Saturday, June 15, 2013

Now Listening: Bleach

This is my attempt to reconcile my newfound powers of streaming, my desire to write about the music I listen to, and my need to listen to something about a squajillion times before I feel like I can put down my opinions on it. Maybe this format will take off, maybe it won't, but this will be where I write about something, more or less in the moments that I'm listening to it: transient thoughts, but not concrete or final enough to merit a "review."

I've been listening to Nirvana's Bleach all evening. I've always been a huge Nirvana fan, of course, and yet I'm still hesitant to move in beyond the edges of their music. First there's the hits and monumental cuts. Then there's the cuts I really like: "Drain You," "School," "On a Plain," "Been a Son," "Love Buzz," "Breed," "Dumb," "Serve the Servants" to a lesser extent. "Sliver," if it's not considered in the first category. That's more or less by design: the deeper you go, the more abrasive and deliberately unpleasant the music gets: harder, more raw, less pleasurable for its own sake. For the faithful only. There are bits like this on Nevermind, too, and In Utero is practically made of it. Some would probably say that's the BEST thing about Nirvana, and they're allowed to.
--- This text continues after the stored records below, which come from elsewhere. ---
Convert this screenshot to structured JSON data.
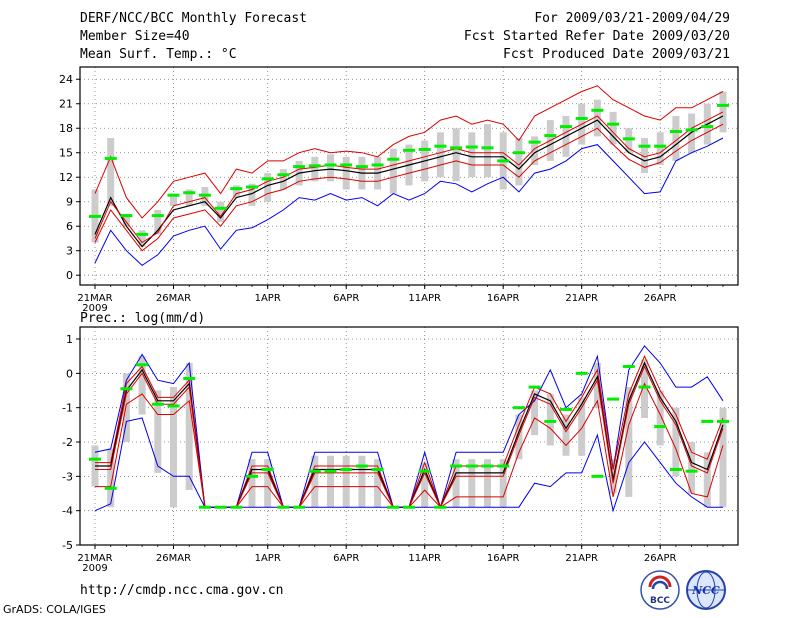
{
  "header": {
    "title": "DERF/NCC/BCC Monthly Forecast",
    "member_size": "Member Size=40",
    "variable_top": "Mean Surf. Temp.: °C",
    "period": "For 2009/03/21-2009/04/29",
    "started": "Fcst Started Refer Date 2009/03/20",
    "produced": "Fcst Produced Date 2009/03/21"
  },
  "footer": {
    "url": "http://cmdp.ncc.cma.gov.cn",
    "grads": "GrADS: COLA/IGES",
    "logo_bcc": "BCC",
    "logo_ncc": "NCC"
  },
  "colors": {
    "blue": "#0000ee",
    "red": "#dd0000",
    "black": "#000000",
    "green": "#00ee00",
    "box": "#cccccc",
    "grid": "#777777"
  },
  "chart_data": [
    {
      "type": "line",
      "title": "Mean Surf. Temp.: °C",
      "x_tick_labels": [
        "21MAR",
        "26MAR",
        "1APR",
        "6APR",
        "11APR",
        "16APR",
        "21APR",
        "26APR"
      ],
      "x_tick_days": [
        1,
        6,
        12,
        17,
        22,
        27,
        32,
        37
      ],
      "year_label": "2009",
      "ylim": [
        -1.2,
        25.5
      ],
      "yticks": [
        0,
        3,
        6,
        9,
        12,
        15,
        18,
        21,
        24
      ],
      "ytick_labels": [
        "0",
        "3",
        "6",
        "9",
        "12",
        "15",
        "18",
        "21",
        "24"
      ],
      "series": [
        {
          "name": "max",
          "values": [
            1.5,
            5.5,
            3,
            1.2,
            2.5,
            4.8,
            5.5,
            6,
            3.2,
            5.5,
            5.8,
            6.8,
            8,
            9.5,
            9.2,
            10,
            9.2,
            9.5,
            8.5,
            10,
            9.2,
            10,
            11.5,
            11.2,
            10.2,
            11.2,
            12,
            10.2,
            12.5,
            13,
            14,
            15.5,
            16,
            14,
            12,
            10,
            10.2,
            14,
            15,
            15.8,
            16.8
          ]
        },
        {
          "name": "upper",
          "values": [
            10,
            14.5,
            9.5,
            7,
            9,
            11.5,
            12,
            12.5,
            10,
            13,
            12.5,
            14,
            14,
            15,
            15.5,
            15,
            15.2,
            15,
            14.5,
            16,
            17,
            17.5,
            19,
            19.5,
            18.5,
            19,
            18.5,
            16.5,
            19.5,
            20.5,
            21.5,
            22.5,
            23.2,
            21.5,
            20.5,
            19.5,
            19,
            20.5,
            20.5,
            21.5,
            22.5
          ]
        },
        {
          "name": "lower",
          "values": [
            4,
            8,
            5.5,
            3,
            4.5,
            7,
            7.5,
            8,
            6,
            8.5,
            9,
            10,
            10.5,
            11.5,
            11.8,
            12,
            11.8,
            11.5,
            11.5,
            12,
            12.5,
            13,
            13.5,
            14,
            13.5,
            13.5,
            13.5,
            12,
            14,
            15,
            16,
            17,
            18,
            16,
            14.2,
            13.2,
            13.8,
            15.2,
            16.5,
            17.5,
            18.5
          ]
        },
        {
          "name": "mean",
          "values": [
            5,
            9.5,
            6,
            3.5,
            5.5,
            8,
            8.5,
            9,
            7,
            9.5,
            10,
            11,
            11.5,
            12.5,
            12.8,
            13,
            12.8,
            12.5,
            12.5,
            13,
            13.5,
            14,
            14.5,
            15,
            14.5,
            14.5,
            14.5,
            13,
            15,
            16,
            17,
            18,
            19,
            17,
            15,
            14,
            14.5,
            16,
            17.5,
            18.5,
            19.5
          ]
        },
        {
          "name": "member",
          "values": [
            4.5,
            9,
            6.5,
            4,
            5.2,
            8.5,
            9,
            9.5,
            7.2,
            10,
            10.5,
            11.5,
            12,
            13,
            13.2,
            13.5,
            13.2,
            13,
            13,
            13.5,
            14,
            14.5,
            15,
            15.5,
            15,
            15,
            15,
            13.5,
            15.5,
            16.5,
            17.5,
            18.5,
            19.5,
            17.5,
            15.5,
            14.5,
            15,
            16.5,
            18,
            19,
            20
          ]
        },
        {
          "name": "control",
          "values": [
            7.2,
            14.3,
            7.3,
            5,
            7.3,
            9.8,
            10.1,
            9.8,
            8.2,
            10.6,
            10.8,
            11.8,
            12.3,
            13.3,
            13.4,
            13.5,
            13.5,
            13.3,
            13.5,
            14.2,
            15.3,
            15.4,
            15.8,
            15.6,
            15.7,
            15.6,
            14,
            15,
            16.3,
            17.1,
            18.2,
            19.2,
            20.2,
            18.5,
            16.7,
            15.8,
            15.8,
            17.6,
            17.8,
            18.2,
            20.8
          ]
        },
        {
          "name": "box_high",
          "values": [
            10.5,
            16.8,
            7.5,
            5.5,
            8,
            10,
            10.5,
            10.8,
            9,
            11,
            11.2,
            12.5,
            13,
            14,
            14.5,
            14.8,
            14.5,
            14.5,
            14.5,
            15.5,
            16,
            16.5,
            17.5,
            18,
            17.5,
            18.5,
            17.5,
            16.8,
            17,
            19,
            19.5,
            21,
            21.5,
            20,
            18,
            16.8,
            17.5,
            19.5,
            19.8,
            21,
            22.5
          ]
        },
        {
          "name": "box_low",
          "values": [
            4,
            8.5,
            6,
            3.5,
            5,
            8.5,
            8.5,
            8.5,
            6.5,
            9.5,
            8.5,
            9,
            10.5,
            11,
            11.5,
            11.5,
            10.5,
            10.5,
            10.5,
            10,
            11,
            11.5,
            12,
            11.5,
            12,
            12,
            10.5,
            11,
            13.5,
            14,
            14.5,
            16,
            17,
            16,
            15,
            12.5,
            13.5,
            14,
            15,
            16,
            17.5
          ]
        }
      ]
    },
    {
      "type": "line",
      "title": "Prec.: log(mm/d)",
      "x_tick_labels": [
        "21MAR",
        "26MAR",
        "1APR",
        "6APR",
        "11APR",
        "16APR",
        "21APR",
        "26APR"
      ],
      "x_tick_days": [
        1,
        6,
        12,
        17,
        22,
        27,
        32,
        37
      ],
      "year_label": "2009",
      "ylim": [
        -5,
        1.35
      ],
      "yticks": [
        -5,
        -4,
        -3,
        -2,
        -1,
        0,
        1
      ],
      "ytick_labels": [
        "-5",
        "-4",
        "-3",
        "-2",
        "-1",
        "0",
        "1"
      ],
      "series": [
        {
          "name": "max",
          "values": [
            -2.3,
            -2.2,
            -0.2,
            0.55,
            -0.2,
            -0.3,
            0.3,
            -3.9,
            -3.9,
            -3.9,
            -2.3,
            -2.3,
            -3.9,
            -3.9,
            -2.3,
            -2.3,
            -2.3,
            -2.3,
            -2.3,
            -3.9,
            -3.9,
            -2.3,
            -3.9,
            -2.3,
            -2.3,
            -2.3,
            -2.3,
            -1.2,
            -0.8,
            0.1,
            -1,
            -0.6,
            0.5,
            -2.8,
            0.1,
            0.8,
            0.3,
            -0.4,
            -0.4,
            -0.1,
            -0.8
          ]
        },
        {
          "name": "upper",
          "values": [
            -2.6,
            -2.6,
            -0.3,
            0.2,
            -0.7,
            -0.7,
            -0.2,
            -3.9,
            -3.9,
            -3.9,
            -2.7,
            -2.7,
            -3.9,
            -3.9,
            -2.7,
            -2.7,
            -2.7,
            -2.7,
            -2.7,
            -3.9,
            -3.9,
            -2.6,
            -3.9,
            -2.7,
            -2.7,
            -2.7,
            -2.7,
            -1.5,
            -0.4,
            -0.6,
            -1.4,
            -0.7,
            0.1,
            -2.8,
            -0.6,
            0.5,
            -0.5,
            -1.2,
            -2.3,
            -2.5,
            -1.3
          ]
        },
        {
          "name": "mean",
          "values": [
            -2.7,
            -2.7,
            -0.5,
            0.1,
            -0.8,
            -0.8,
            -0.3,
            -3.9,
            -3.9,
            -3.9,
            -2.8,
            -2.8,
            -3.9,
            -3.9,
            -2.8,
            -2.8,
            -2.8,
            -2.8,
            -2.8,
            -3.9,
            -3.9,
            -2.8,
            -3.9,
            -2.9,
            -2.9,
            -2.9,
            -2.9,
            -1.7,
            -0.6,
            -0.8,
            -1.6,
            -0.9,
            -0.1,
            -3.1,
            -0.8,
            0.3,
            -0.7,
            -1.4,
            -2.6,
            -2.8,
            -1.5
          ]
        },
        {
          "name": "member",
          "values": [
            -2.8,
            -2.8,
            -0.6,
            0,
            -0.9,
            -0.9,
            -0.4,
            -3.9,
            -3.9,
            -3.9,
            -2.9,
            -2.9,
            -3.9,
            -3.9,
            -2.9,
            -2.9,
            -2.9,
            -2.9,
            -2.9,
            -3.9,
            -3.9,
            -2.9,
            -3.9,
            -3,
            -3,
            -3,
            -3,
            -1.8,
            -0.7,
            -0.9,
            -1.7,
            -1,
            -0.2,
            -3.2,
            -0.9,
            0.2,
            -0.8,
            -1.5,
            -2.7,
            -2.9,
            -1.6
          ]
        },
        {
          "name": "lower",
          "values": [
            -3.3,
            -3.3,
            -0.9,
            -0.6,
            -1.2,
            -1.2,
            -0.8,
            -3.9,
            -3.9,
            -3.9,
            -3.3,
            -3.3,
            -3.9,
            -3.9,
            -3.3,
            -3.3,
            -3.3,
            -3.3,
            -3.3,
            -3.9,
            -3.9,
            -3.4,
            -3.9,
            -3.6,
            -3.6,
            -3.6,
            -3.6,
            -2.3,
            -1.3,
            -1.6,
            -2.1,
            -1.6,
            -0.8,
            -3.6,
            -1.5,
            -0.3,
            -1.2,
            -2.2,
            -3.5,
            -3.6,
            -2.1
          ]
        },
        {
          "name": "min",
          "values": [
            -4,
            -3.8,
            -1.4,
            -1.3,
            -2.7,
            -3,
            -3,
            -3.9,
            -3.9,
            -3.9,
            -3.9,
            -3.9,
            -3.9,
            -3.9,
            -3.9,
            -3.9,
            -3.9,
            -3.9,
            -3.9,
            -3.9,
            -3.9,
            -3.9,
            -3.9,
            -3.9,
            -3.9,
            -3.9,
            -3.9,
            -3.9,
            -3.2,
            -3.3,
            -2.9,
            -2.9,
            -1.8,
            -4,
            -2.6,
            -2,
            -2.6,
            -3.2,
            -3.6,
            -3.9,
            -3.9
          ]
        },
        {
          "name": "control",
          "values": [
            -2.5,
            -3.35,
            -0.45,
            0.25,
            -0.9,
            -0.95,
            -0.15,
            -3.9,
            -3.9,
            -3.9,
            -3,
            -2.8,
            -3.9,
            -3.9,
            -2.85,
            -2.85,
            -2.8,
            -2.7,
            -2.8,
            -3.9,
            -3.9,
            -2.85,
            -3.9,
            -2.7,
            -2.7,
            -2.7,
            -2.7,
            -1,
            -0.4,
            -1.4,
            -1.05,
            0,
            -3,
            -0.75,
            0.2,
            -0.4,
            -1.55,
            -2.8,
            -2.85,
            -1.4,
            -1.4
          ]
        },
        {
          "name": "box_high",
          "values": [
            -2.1,
            -2.2,
            0,
            0.5,
            -0.5,
            -0.4,
            0.3,
            -3.9,
            -3.9,
            -3.9,
            -2.5,
            -2.5,
            -3.9,
            -3.9,
            -2.4,
            -2.4,
            -2.4,
            -2.4,
            -2.5,
            -3.9,
            -3.9,
            -2.6,
            -3.9,
            -2.5,
            -2.5,
            -2.5,
            -2.5,
            -1.2,
            -0.5,
            -0.6,
            -1.2,
            -0.7,
            0.3,
            -2.5,
            -0.4,
            0.4,
            -0.5,
            -1,
            -2,
            -2.3,
            -1
          ]
        },
        {
          "name": "box_low",
          "values": [
            -3.3,
            -3.9,
            -2,
            -1.2,
            -2.9,
            -3.9,
            -3.4,
            -3.9,
            -3.9,
            -3.9,
            -3.9,
            -3.9,
            -3.9,
            -3.9,
            -3.9,
            -3.9,
            -3.9,
            -3.9,
            -3.9,
            -3.9,
            -3.9,
            -3.9,
            -3.9,
            -3.9,
            -3.9,
            -3.9,
            -3.9,
            -2.5,
            -1.8,
            -2.1,
            -2.4,
            -2.4,
            -1,
            -3.5,
            -3.6,
            -1.3,
            -2.1,
            -3,
            -3.5,
            -3.9,
            -3.9
          ]
        }
      ]
    }
  ]
}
I like a lot of songs on Bleach, but it is justly dismissed compared to the other two real Nirvana albums: hell, it could even be the case that Incesticide has more juice on it. I think the distinction Bleach has is that it's the first one, the first piece of Nirvana on record, and it absolutely does not represent what's to come for that band. They sound very undistinguished: raw, and competent, and like they've got something but haven't quite figured out how to show it. Showing it was always the big issue with Nirvana: how, how much, to what end. Easier to make a big noise and scare off people. Coming at the beginning of the discography, even with the benefit of hindsight, you're still squinting a bit to see Nirvana in that mess: it's there, in "About a Girl," and even "Floyd the Barber" and "Mr. Moustache" and all over. But mostly it sounds loud and hard and fast-slow. It's too human to be metal, too sludgy and un-pointed to be punk, so without the context of the grudge revolution, I can see how it was dismissed even by a lot of the small audience it did have in 1989: there must've been more eyebrow-raising acts on the Subpop label at the time. It's a not-great album by a great band that isn't "there" yet.